Ecuador y la ola antipopulista

La reelección de Daniel Noboa en Ecuador es un síntoma claro de que el péndulo político en América Latina comienza a moverse otra vez, alejándose del socialismo del siglo XXI...

Editorial | | 2025-04-18 00:26:41

La reelección de Daniel Noboa en Ecuador es un síntoma claro de que el péndulo político en América Latina comienza a moverse otra vez, alejándose del socialismo del siglo XXI que ha dejado una estela de miseria, corrupción y dictaduras disfrazadas de democracia. Este resultado marca un mensaje rotundo de los ciudadanos: basta de populismo, basta de demagogos que prometen justicia social mientras hipotecan el futuro de sus países.

La diferencia de más de un millón de votos a favor de Noboa no deja espacio para dudas ni “fraudes horrorosos”, como berrinchó Nicolás Maduro desde Caracas.

Este giro no es un hecho aislado.

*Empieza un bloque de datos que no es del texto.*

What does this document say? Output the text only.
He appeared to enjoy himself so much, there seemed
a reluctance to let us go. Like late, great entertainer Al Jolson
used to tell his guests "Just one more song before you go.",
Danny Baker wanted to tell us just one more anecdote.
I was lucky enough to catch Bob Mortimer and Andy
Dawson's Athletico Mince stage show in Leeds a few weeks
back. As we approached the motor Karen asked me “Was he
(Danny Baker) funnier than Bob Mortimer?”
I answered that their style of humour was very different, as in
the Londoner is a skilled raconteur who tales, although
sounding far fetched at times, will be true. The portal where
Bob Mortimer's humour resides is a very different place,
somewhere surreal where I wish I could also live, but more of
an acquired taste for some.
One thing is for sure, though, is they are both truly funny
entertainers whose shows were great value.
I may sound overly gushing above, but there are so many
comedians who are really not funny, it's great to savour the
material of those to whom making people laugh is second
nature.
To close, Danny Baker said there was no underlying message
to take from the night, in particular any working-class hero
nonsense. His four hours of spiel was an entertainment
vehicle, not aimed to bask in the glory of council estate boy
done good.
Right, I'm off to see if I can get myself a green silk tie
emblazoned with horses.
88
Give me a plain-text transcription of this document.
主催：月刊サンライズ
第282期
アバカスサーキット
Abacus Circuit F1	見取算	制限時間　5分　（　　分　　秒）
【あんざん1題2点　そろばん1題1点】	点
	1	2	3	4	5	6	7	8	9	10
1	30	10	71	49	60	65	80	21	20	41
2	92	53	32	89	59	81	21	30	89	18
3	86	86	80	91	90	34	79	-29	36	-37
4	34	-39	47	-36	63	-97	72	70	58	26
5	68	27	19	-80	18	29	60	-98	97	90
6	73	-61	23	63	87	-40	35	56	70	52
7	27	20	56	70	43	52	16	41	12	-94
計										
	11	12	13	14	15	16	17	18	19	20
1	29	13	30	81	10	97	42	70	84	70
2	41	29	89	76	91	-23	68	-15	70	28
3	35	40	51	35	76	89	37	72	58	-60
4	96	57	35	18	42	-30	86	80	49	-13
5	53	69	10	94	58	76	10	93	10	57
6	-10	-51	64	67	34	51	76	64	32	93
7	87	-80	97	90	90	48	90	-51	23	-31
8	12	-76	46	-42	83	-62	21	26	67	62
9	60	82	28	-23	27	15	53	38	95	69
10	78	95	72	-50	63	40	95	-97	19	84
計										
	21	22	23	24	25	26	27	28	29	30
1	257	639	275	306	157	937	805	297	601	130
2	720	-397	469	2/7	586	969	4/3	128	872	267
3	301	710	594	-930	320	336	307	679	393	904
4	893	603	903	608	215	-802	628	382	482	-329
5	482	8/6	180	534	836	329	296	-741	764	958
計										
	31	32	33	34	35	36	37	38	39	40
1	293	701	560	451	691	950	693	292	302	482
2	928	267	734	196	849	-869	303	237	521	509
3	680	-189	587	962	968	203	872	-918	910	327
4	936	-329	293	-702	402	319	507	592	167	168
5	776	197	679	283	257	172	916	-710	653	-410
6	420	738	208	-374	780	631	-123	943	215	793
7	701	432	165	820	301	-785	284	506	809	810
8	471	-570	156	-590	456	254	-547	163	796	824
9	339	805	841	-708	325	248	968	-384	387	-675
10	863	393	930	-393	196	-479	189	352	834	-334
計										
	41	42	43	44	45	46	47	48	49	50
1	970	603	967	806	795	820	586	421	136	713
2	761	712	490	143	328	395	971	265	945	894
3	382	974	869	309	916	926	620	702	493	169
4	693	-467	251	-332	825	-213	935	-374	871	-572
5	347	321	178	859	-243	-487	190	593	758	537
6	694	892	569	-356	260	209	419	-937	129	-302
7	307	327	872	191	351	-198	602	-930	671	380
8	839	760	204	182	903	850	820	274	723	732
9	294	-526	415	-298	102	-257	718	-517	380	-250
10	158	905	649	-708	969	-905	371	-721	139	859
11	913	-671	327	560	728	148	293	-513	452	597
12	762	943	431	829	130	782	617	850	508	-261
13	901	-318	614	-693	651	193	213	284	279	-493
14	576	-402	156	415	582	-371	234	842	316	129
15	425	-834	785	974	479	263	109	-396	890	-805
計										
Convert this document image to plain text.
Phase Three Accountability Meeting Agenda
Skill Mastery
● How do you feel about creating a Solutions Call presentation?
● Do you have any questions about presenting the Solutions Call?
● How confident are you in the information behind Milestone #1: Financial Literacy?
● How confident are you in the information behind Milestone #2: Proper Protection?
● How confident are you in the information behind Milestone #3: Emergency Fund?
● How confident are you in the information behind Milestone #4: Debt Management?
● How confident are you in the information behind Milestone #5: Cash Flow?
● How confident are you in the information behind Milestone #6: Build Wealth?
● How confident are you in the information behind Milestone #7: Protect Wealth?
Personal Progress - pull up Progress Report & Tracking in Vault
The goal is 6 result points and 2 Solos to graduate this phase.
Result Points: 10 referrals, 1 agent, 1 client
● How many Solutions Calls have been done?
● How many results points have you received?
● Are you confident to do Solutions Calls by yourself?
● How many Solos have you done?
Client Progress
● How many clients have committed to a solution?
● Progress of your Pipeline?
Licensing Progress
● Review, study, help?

En Argentina, Milei barre con el estatismo y el peso muerto del kirchnerismo, mientras Paraguay, Uruguay y El Salvador consolidan gobiernos con agendas centradas en la libertad económica y la seguridad ciudadana. Son síntomas de un cambio regional más profundo, impulsado también por la reconfiguración geopolítica internacional que trae consigo el retorno de Trump a la Casa Blanca. La blandura estadounidense con los regímenes de izquierda en la región ha terminado, y con ello, la cuerda de oxígeno para las dictaduras.

El caso venezolano es quizás el más dramático. Maduro permanece en el poder no por respaldo popular, sino por represión, hambre y control total del aparato estatal. Su tercer mandato fraudulento ya ni siquiera convence a sus viejos aliados. La vía electoral está cerrada, y la diplomática fracasó hace años. A Venezuela solo le queda el aislamiento total, la presión externa y el desgaste interno.

En Colombia, el experimento Petro ha resultado en una mezcla tóxica de improvisación, radicalismo ideológico y caos económico. Su popularidad en picada anuncia un cambio inevitable en los próximos comicios. Chile no canta mejor: Boric, atrapado entre su retórica juvenil y la realidad de gobernar, ha desperdiciado su capital político. El resultado será previsible: voto castigo y el regreso a fórmulas más responsables y menos ideologizadas.

Lo de Bolivia es preocupante. A diferencia de Ecuador o Argentina, la oposición llega fragmentada y sin liderazgo claro. El MAS, pese a estar desgarrado por la pugna entre Arce y Morales, puede seguir explotando el clientelismo estatal y una justicia a su medida para conservar el poder. El riesgo de consolidación de una dictadura “legalista”, al estilo nicaragüense, es altísimo. Si la oposición no logra unirse tras un liderazgo firme, volveremos a ver al país sometido por el mismo modelo que ha destrozado la economía, corrompido las instituciones y empujado a millones a la informalidad y la pobreza.

El discurso de Milei resuena más allá de las fronteras argentinas: el socialismo no solo ha fracasado, ha destruido países. La inflación, la escasez, la violencia y la censura son sus consecuencias inevitables. En contraposición, los gobiernos que han apostado por la libertad económica, la seguridad jurídica y la apertura al mundo comienzan a ver frutos. No es un milagro ideológico, es simple racionalidad.

América Latina está frente a una encrucijada histórica. Puede seguir alimentando a sus verdugos con votos, repitiendo ciclos de miseria, o puede aprovechar esta ola democrática para rescatar lo que queda de sus instituciones y reconstruir sobre cimientos sólidos.